Fake news, the politicization and monopolization of broadcasting, the delegitimizing of truth, attacks on freedom of the press — these are what U of T students from my generation know. These are the realities of a social environment that is spoiling trust between news sources and the people.
According to the Edelman Trust Barometer, 2019 is the year of “Trust at Work” because the mass population is repairing its relationship with its social institutions. However, 57 per cent of the general Canadian population continues to distrust the media. While this number is generally lower than that in other social institutions, it’s especially worrying when paired with the rise to 71 per cent of Canadians who are worried about the use of fake news as a weapon, and the only 43 per cent of Canadians who consider journalism as a credible source for information.
We are afraid, perhaps rightly so, that lies are seeping into the news cycle. And from this comes an uncertainty in media outlets themselves. Readers cannot and will not unconditionally accept information anymore, no matter the political leanings of the news source.
“You cannot be post-truth,” explains retired Cambridge University philosophy professor Simon Blackburn. History is characterized by deception and manipulation, and society holds everyday truths no less important than before. “What we do have, though, is a problem in other domains, like politics and religion and ethics. There is a loss of authority in these areas, meaning there’s no certain or agreed-upon way of getting at the truth.”

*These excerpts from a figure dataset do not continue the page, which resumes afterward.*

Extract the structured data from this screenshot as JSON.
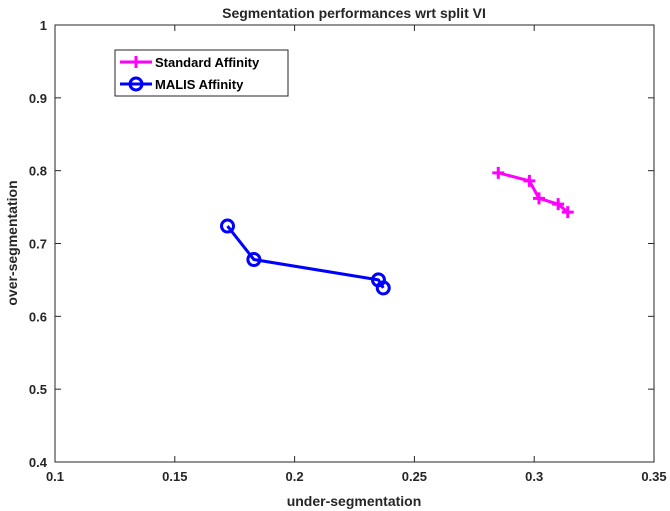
{
  "chart_data": {
    "type": "line",
    "title": "Segmentation performances wrt split VI",
    "xlabel": "under-segmentation",
    "ylabel": "over-segmentation",
    "xlim": [
      0.1,
      0.35
    ],
    "ylim": [
      0.4,
      1.0
    ],
    "xticks": [
      0.1,
      0.15,
      0.2,
      0.25,
      0.3,
      0.35
    ],
    "xtick_labels": [
      "0.1",
      "0.15",
      "0.2",
      "0.25",
      "0.3",
      "0.35"
    ],
    "yticks": [
      0.4,
      0.5,
      0.6,
      0.7,
      0.8,
      0.9,
      1.0
    ],
    "ytick_labels": [
      "0.4",
      "0.5",
      "0.6",
      "0.7",
      "0.8",
      "0.9",
      "1"
    ],
    "grid": false,
    "legend_position": "top-left",
    "series": [
      {
        "name": "Standard Affinity",
        "color": "#ff00ff",
        "marker": "plus",
        "x": [
          0.285,
          0.298,
          0.302,
          0.31,
          0.314
        ],
        "y": [
          0.797,
          0.786,
          0.762,
          0.754,
          0.743
        ]
      },
      {
        "name": "MALIS Affinity",
        "color": "#0000ff",
        "marker": "circle",
        "x": [
          0.172,
          0.183,
          0.235,
          0.237
        ],
        "y": [
          0.724,
          0.678,
          0.65,
          0.639
        ]
      }
    ]
  }
}
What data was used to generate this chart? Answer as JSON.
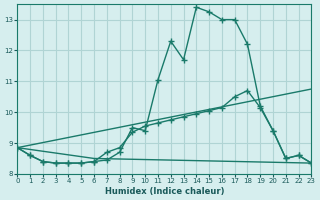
{
  "xlabel": "Humidex (Indice chaleur)",
  "ylabel": "",
  "background_color": "#d6eeee",
  "grid_color": "#b0d4d4",
  "line_color": "#1a7a6a",
  "xlim": [
    0,
    23
  ],
  "ylim": [
    8,
    13.5
  ],
  "xticks": [
    0,
    1,
    2,
    3,
    4,
    5,
    6,
    7,
    8,
    9,
    10,
    11,
    12,
    13,
    14,
    15,
    16,
    17,
    18,
    19,
    20,
    21,
    22,
    23
  ],
  "yticks": [
    8,
    9,
    10,
    11,
    12,
    13
  ],
  "line1_x": [
    0,
    1,
    2,
    3,
    4,
    5,
    6,
    7,
    8,
    9,
    10,
    11,
    12,
    13,
    14,
    15,
    16,
    17,
    18,
    19,
    20,
    21,
    22,
    23
  ],
  "line1_y": [
    8.85,
    8.6,
    8.4,
    8.35,
    8.35,
    8.35,
    8.4,
    8.45,
    8.7,
    9.5,
    9.4,
    11.05,
    12.3,
    11.7,
    13.4,
    13.25,
    13.0,
    13.0,
    12.2,
    10.2,
    9.4,
    8.5,
    8.6,
    8.35
  ],
  "line2_x": [
    0,
    1,
    2,
    3,
    4,
    5,
    6,
    7,
    8,
    9,
    10,
    11,
    12,
    13,
    14,
    15,
    16,
    17,
    18,
    19,
    20,
    21,
    22,
    23
  ],
  "line2_y": [
    8.85,
    8.6,
    8.4,
    8.35,
    8.35,
    8.35,
    8.4,
    8.7,
    8.85,
    9.35,
    9.55,
    9.65,
    9.75,
    9.85,
    9.95,
    10.05,
    10.15,
    10.5,
    10.7,
    10.15,
    9.4,
    8.5,
    8.6,
    8.35
  ],
  "line3_x": [
    0,
    6,
    23
  ],
  "line3_y": [
    8.85,
    8.5,
    8.35
  ],
  "line4_x": [
    0,
    23
  ],
  "line4_y": [
    8.85,
    10.75
  ]
}
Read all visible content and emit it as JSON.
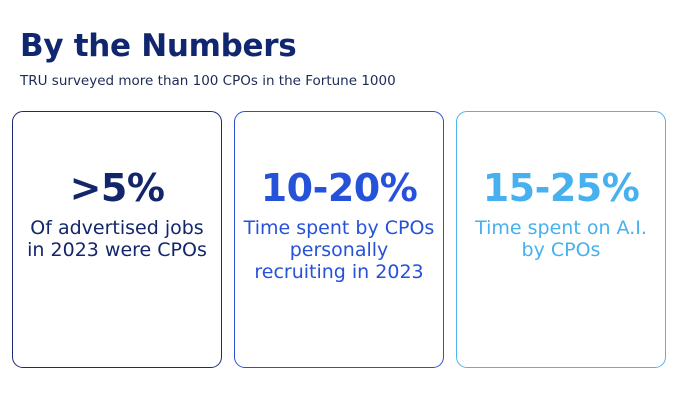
{
  "header": {
    "title": "By the Numbers",
    "subtitle": "TRU surveyed more than 100 CPOs in the Fortune 1000"
  },
  "cards": [
    {
      "stat": ">5%",
      "description": "Of advertised jobs in 2023 were CPOs",
      "color": "#13266b"
    },
    {
      "stat": "10-20%",
      "description": "Time spent by CPOs personally recruiting in 2023",
      "color": "#2651d9"
    },
    {
      "stat": "15-25%",
      "description": "Time spent on A.I. by CPOs",
      "color": "#46b1ee"
    }
  ]
}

We have passed the era of trust in journalism, of an unthinking acceptance of facts and an unquestioning belief in sources, of readers not needing to refine the onslaught of constant information and not having to be the journalists themselves.
Mansbridge’s exit may be the final blow for Canadians. It was a trumpet calling the ‘era of trust’ to an end. Over a year into the Trump administration, with ‘fake news’ thrown disparagingly at journalists and political meddling emerging through social media, we have lost a faith in news coverage. Today, many call to defund the CBC.
Nowadays, I think we would all enjoy a little more stability and integrity in our lives. Canada needs another Mansbridge — a trusted figure who may arrive in our living rooms in one generation and stay with us for generations to come. And Canadians would readily accept one, especially on The National, as watchers are actively disengaging from the program because, as television critic John Doyle puts it, “The hour of news is confusing and [viewers] don’t feel they’re getting a definitive, authentic roundup of the important news of the day.”
For now, I propose to any fellow U of T students going through an existential crisis over the age of distrust to follow my lead. Go to the Media Commons, pull up Mansbridge’s archives, and try to relive any year before 2017. I’m sure it was interesting.
Emily Hurmizi is a first-year Humanities student at Victoria College.